В Таутенбурге я стал верить вместе с Лютером, что «Бог нередко ведет себя как сошедший с ума». С одной стороны, Он повелительно навязывает людям совершать то или иное действие. И после того, как они исполнили Его волю — подобно Адаму и Еве, или даже Иуде Искариоту — он топит их в пламени Ада.
В Таутенбурге я потерял свою еврейку, но прилип к Богу ее праотцев, ревнивому Яхве. Он милостив к праведникам, и наказывает злых и неправедных. Его освобождающая любовь проистекает из Его гнева, изливающегося яростью, уничтожающей филистимлян.
О, Лу — безвозвратно потерянный рай. Поцелуи моих любовниц скрываются внезапно с наступлением ночной тьмы без единой искры золотистого экстаза, без лунного блика, без обрезанных окраин черного отчаяния — успокоились ветры и духи, тишь во всем, но в отчаявшемся сердце — невыносимая буря, ибо настал час смерти.
Недостижим покой людей и мест, — пещер, в которых души находят укрытие и покой забвения. Не вернется миг под чудным прикрытием гор, где безмолвие движется на бархатных лапах, и ручьи беззвучно омывают зелень. Почему голова вспухает ревом тысячи тысяч морей у меня, любившего безмолвные горы, тихие воды, которые я пил из чаши пространства в одиночестве и абсолютном безмолвии?
О, Лу, это мне наказание: я задушил до смерти любовь, и дух ее топит меня.
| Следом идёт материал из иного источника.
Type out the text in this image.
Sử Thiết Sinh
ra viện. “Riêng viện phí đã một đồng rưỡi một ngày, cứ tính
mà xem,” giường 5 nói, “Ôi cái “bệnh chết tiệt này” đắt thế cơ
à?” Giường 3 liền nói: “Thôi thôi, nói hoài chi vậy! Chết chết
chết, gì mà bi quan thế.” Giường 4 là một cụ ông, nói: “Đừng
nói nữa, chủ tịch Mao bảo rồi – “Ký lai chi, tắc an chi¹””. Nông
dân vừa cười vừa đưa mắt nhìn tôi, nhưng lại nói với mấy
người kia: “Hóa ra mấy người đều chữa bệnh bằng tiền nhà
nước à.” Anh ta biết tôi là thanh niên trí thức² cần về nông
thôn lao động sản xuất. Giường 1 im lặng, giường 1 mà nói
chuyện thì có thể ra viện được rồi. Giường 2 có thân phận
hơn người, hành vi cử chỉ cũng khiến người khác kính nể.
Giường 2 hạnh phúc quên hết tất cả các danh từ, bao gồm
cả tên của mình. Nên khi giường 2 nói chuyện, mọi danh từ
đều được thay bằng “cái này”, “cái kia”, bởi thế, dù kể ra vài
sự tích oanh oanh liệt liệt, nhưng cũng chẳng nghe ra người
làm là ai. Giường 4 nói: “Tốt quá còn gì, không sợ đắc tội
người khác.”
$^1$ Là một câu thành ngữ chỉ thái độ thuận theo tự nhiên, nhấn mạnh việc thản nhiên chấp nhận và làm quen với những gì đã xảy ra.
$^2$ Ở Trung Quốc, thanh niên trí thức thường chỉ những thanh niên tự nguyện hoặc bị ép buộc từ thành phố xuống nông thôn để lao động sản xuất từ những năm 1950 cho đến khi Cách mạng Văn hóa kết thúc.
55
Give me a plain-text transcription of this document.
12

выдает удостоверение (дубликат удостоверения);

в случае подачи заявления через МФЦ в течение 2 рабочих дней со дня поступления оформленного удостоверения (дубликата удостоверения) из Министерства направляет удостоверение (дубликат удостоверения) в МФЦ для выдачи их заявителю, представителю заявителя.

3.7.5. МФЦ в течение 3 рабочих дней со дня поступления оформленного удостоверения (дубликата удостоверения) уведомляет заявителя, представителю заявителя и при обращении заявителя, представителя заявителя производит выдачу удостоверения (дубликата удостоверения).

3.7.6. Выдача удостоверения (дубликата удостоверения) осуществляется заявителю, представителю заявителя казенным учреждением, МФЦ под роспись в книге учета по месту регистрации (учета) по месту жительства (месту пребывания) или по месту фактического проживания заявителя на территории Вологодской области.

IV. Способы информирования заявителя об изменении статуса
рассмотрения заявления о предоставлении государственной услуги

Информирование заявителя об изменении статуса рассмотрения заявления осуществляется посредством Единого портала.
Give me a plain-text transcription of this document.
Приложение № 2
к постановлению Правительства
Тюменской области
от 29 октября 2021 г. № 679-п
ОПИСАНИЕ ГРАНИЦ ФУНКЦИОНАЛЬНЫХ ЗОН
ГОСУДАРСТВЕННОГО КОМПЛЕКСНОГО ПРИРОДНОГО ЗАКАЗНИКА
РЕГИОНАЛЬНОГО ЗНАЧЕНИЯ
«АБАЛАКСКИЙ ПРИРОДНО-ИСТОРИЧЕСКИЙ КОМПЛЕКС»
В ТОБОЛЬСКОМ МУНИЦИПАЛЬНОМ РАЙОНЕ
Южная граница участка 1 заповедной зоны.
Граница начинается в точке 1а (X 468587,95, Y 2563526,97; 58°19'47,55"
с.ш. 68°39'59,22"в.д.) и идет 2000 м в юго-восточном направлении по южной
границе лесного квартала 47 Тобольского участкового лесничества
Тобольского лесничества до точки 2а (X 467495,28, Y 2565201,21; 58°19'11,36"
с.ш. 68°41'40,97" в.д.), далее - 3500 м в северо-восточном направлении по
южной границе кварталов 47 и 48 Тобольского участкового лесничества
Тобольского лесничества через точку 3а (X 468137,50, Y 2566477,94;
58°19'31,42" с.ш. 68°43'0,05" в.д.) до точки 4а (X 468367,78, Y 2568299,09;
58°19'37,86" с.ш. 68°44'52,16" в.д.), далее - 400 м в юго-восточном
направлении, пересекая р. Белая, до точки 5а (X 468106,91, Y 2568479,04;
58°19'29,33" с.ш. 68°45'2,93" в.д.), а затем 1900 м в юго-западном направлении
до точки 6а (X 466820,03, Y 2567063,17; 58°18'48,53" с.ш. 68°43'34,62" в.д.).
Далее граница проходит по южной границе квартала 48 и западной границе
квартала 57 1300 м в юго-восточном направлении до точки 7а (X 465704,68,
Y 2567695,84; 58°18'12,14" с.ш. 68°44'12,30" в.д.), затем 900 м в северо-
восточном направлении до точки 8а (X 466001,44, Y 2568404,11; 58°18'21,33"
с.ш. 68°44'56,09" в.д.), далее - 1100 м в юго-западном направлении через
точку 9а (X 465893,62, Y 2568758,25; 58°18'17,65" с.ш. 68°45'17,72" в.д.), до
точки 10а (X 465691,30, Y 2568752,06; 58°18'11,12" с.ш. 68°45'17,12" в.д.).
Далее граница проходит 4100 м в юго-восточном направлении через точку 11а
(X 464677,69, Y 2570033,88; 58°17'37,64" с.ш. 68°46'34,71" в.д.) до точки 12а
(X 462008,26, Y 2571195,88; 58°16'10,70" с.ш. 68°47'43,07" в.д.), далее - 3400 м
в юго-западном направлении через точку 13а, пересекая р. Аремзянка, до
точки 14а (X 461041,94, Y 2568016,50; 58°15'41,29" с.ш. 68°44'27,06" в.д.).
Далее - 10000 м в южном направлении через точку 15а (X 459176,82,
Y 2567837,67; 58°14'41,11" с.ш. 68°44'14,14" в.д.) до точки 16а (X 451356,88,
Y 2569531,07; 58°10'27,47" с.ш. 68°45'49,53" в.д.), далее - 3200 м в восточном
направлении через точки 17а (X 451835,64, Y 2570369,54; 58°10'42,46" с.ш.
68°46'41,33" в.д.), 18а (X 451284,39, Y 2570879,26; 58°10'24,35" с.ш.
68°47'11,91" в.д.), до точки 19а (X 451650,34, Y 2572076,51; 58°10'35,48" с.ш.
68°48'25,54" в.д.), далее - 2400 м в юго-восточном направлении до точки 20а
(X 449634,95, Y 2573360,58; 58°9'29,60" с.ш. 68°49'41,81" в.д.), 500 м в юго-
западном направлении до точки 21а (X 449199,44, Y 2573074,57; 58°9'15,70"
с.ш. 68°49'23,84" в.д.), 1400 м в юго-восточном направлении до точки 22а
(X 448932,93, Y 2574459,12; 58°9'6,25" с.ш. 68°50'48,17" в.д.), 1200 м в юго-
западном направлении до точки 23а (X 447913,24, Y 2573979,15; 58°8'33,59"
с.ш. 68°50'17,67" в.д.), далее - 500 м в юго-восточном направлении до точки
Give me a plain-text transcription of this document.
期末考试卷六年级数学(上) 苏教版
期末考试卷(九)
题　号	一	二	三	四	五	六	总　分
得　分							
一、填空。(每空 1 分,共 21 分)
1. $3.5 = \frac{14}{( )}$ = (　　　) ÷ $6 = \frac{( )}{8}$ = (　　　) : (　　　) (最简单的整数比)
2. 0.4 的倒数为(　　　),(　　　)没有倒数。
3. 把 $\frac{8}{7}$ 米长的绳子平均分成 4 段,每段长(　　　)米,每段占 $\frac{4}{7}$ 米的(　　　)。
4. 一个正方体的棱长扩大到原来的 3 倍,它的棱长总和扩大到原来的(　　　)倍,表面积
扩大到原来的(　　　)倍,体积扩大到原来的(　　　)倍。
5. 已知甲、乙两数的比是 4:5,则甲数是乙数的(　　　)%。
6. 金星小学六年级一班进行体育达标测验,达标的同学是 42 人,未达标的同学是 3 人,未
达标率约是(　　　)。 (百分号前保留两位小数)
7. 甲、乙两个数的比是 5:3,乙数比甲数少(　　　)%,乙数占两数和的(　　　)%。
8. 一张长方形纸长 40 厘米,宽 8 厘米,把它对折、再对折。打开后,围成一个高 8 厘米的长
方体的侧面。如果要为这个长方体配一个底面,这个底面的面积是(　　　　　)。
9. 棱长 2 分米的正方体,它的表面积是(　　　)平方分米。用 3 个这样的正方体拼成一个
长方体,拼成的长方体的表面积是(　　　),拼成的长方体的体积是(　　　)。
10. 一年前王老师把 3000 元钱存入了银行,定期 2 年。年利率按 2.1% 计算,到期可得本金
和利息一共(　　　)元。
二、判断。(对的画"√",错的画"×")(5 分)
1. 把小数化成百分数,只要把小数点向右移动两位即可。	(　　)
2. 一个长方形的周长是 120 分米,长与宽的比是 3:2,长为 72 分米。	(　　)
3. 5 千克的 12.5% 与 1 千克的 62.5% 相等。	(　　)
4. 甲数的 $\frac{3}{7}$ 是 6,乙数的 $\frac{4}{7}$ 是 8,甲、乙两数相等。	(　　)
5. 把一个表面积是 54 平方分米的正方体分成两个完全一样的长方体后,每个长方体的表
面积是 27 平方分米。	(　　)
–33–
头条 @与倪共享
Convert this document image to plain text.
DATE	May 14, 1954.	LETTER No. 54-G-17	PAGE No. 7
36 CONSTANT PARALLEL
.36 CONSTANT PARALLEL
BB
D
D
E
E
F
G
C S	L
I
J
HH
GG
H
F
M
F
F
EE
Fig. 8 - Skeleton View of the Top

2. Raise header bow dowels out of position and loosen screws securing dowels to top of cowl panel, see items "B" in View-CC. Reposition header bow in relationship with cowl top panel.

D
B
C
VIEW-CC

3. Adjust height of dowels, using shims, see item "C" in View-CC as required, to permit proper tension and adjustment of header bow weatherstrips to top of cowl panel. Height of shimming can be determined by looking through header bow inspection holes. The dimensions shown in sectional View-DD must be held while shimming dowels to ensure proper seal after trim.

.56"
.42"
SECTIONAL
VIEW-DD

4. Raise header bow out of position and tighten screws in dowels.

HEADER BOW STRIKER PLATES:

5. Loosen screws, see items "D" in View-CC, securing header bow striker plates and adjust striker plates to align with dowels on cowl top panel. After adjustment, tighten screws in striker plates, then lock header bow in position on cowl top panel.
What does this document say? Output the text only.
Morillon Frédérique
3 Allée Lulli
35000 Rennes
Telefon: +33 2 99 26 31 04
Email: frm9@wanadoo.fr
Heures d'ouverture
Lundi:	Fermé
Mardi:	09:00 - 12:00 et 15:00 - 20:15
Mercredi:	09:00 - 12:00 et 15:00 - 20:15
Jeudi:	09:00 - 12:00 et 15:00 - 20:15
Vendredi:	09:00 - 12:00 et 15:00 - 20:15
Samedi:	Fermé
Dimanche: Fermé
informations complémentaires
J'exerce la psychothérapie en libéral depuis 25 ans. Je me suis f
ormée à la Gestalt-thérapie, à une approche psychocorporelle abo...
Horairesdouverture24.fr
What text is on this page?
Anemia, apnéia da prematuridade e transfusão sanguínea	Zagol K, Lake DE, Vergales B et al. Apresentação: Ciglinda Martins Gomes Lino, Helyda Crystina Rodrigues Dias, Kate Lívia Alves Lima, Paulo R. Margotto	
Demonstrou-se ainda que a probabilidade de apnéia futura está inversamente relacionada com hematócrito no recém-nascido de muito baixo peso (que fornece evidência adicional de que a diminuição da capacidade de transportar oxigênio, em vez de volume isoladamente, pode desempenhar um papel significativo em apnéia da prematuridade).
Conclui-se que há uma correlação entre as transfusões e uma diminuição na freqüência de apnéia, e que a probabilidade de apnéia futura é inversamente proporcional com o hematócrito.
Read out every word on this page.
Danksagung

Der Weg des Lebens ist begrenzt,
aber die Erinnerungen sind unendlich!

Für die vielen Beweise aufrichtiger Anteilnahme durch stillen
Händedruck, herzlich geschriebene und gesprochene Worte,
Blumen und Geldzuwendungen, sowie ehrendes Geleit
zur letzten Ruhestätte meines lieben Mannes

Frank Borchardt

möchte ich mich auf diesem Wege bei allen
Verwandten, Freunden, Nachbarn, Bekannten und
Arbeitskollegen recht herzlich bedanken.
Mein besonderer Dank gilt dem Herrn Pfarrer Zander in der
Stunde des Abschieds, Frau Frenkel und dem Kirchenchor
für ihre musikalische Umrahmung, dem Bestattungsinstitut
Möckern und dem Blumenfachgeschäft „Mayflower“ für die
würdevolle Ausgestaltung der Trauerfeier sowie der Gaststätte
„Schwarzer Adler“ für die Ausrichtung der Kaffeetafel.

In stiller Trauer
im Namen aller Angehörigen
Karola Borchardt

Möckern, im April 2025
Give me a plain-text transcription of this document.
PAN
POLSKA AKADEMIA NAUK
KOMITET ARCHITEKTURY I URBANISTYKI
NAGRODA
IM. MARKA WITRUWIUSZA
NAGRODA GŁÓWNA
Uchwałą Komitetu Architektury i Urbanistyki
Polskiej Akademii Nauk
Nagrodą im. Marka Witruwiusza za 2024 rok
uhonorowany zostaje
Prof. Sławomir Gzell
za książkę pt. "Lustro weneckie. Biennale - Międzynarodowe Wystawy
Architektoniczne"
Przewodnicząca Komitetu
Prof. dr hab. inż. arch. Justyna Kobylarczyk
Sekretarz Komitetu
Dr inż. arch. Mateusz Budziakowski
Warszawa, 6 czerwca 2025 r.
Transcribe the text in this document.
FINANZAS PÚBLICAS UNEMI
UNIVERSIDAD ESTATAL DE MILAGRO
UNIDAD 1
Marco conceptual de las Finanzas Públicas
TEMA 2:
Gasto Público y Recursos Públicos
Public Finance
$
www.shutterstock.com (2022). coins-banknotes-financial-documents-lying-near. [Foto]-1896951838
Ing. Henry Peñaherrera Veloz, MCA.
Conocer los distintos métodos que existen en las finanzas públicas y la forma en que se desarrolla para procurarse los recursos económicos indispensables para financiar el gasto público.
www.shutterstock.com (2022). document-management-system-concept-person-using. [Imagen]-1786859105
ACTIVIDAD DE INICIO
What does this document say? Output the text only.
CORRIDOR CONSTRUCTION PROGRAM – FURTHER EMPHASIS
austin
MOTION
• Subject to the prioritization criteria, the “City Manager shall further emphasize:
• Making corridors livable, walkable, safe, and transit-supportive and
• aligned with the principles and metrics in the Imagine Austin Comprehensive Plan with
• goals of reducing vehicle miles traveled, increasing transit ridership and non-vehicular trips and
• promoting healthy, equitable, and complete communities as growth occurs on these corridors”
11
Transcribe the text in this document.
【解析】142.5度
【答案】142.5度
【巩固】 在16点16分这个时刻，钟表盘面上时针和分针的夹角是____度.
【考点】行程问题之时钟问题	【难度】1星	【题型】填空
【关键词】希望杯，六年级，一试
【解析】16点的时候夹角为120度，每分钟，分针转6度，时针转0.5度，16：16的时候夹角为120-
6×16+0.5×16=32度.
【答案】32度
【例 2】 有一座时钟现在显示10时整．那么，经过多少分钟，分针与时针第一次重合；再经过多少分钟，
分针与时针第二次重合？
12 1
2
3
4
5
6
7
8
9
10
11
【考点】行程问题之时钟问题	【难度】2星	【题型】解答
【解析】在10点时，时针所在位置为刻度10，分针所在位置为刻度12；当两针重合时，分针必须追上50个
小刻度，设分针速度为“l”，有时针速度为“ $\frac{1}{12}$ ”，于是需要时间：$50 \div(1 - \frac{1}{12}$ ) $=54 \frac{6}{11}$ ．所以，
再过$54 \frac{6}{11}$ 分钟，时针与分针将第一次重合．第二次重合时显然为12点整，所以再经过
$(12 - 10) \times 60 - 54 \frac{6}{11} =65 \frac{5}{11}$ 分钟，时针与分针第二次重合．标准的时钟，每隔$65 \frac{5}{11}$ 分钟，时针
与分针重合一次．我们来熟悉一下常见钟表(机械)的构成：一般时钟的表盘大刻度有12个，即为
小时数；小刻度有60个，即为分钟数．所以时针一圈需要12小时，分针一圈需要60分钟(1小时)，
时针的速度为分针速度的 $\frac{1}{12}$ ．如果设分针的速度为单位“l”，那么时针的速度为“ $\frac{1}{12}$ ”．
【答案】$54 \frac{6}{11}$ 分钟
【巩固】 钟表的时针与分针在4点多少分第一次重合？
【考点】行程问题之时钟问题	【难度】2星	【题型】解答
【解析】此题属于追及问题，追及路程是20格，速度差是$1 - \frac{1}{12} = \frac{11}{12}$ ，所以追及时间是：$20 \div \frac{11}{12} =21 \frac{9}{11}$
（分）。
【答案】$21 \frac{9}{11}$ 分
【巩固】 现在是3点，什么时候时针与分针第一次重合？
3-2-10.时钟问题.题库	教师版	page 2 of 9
В то время, как другие писатели ни о чем не писали, кроме любви, я эту никчемную тему оттеснил к концу.
Но теперь человеческий фактор моей жизни обрел для меня новую почву: не искусство, не наука, не философия, только — любовь. Это овладело всем пространством моего утопающего бытия. Нет ничего более достойного, чем ускользающая от нас любовь. Как безумцы мы ищем ее, подобно потерянной Атлантиде, похороненной в океане мировой ненависти. Сконцентрированный в себе, отверженный и одинокий, мой мозг больше не пускается в погоню за искусством и идеями, а плывет без всякой сдержанности в гавань ее объятий, между ревущими ветрами и буйными потоками бытия.
О, Лу, дай мне отдаться благословенной страсти.
Все впустую, поздно, слишком поздно.
Ты ушла, тебя нет, и завтра я буду среди мертвых.
Выходит, что следует принимать рев безумца как наказание небес, признать себя таким, каким я увидел себя в исповедальной моей книге — «Се человек» — «Ессе Номо»?
Не мир разрушен, а я.
Природа отталкивает от себя идеи, даже самые высокие, в пользу животного существования.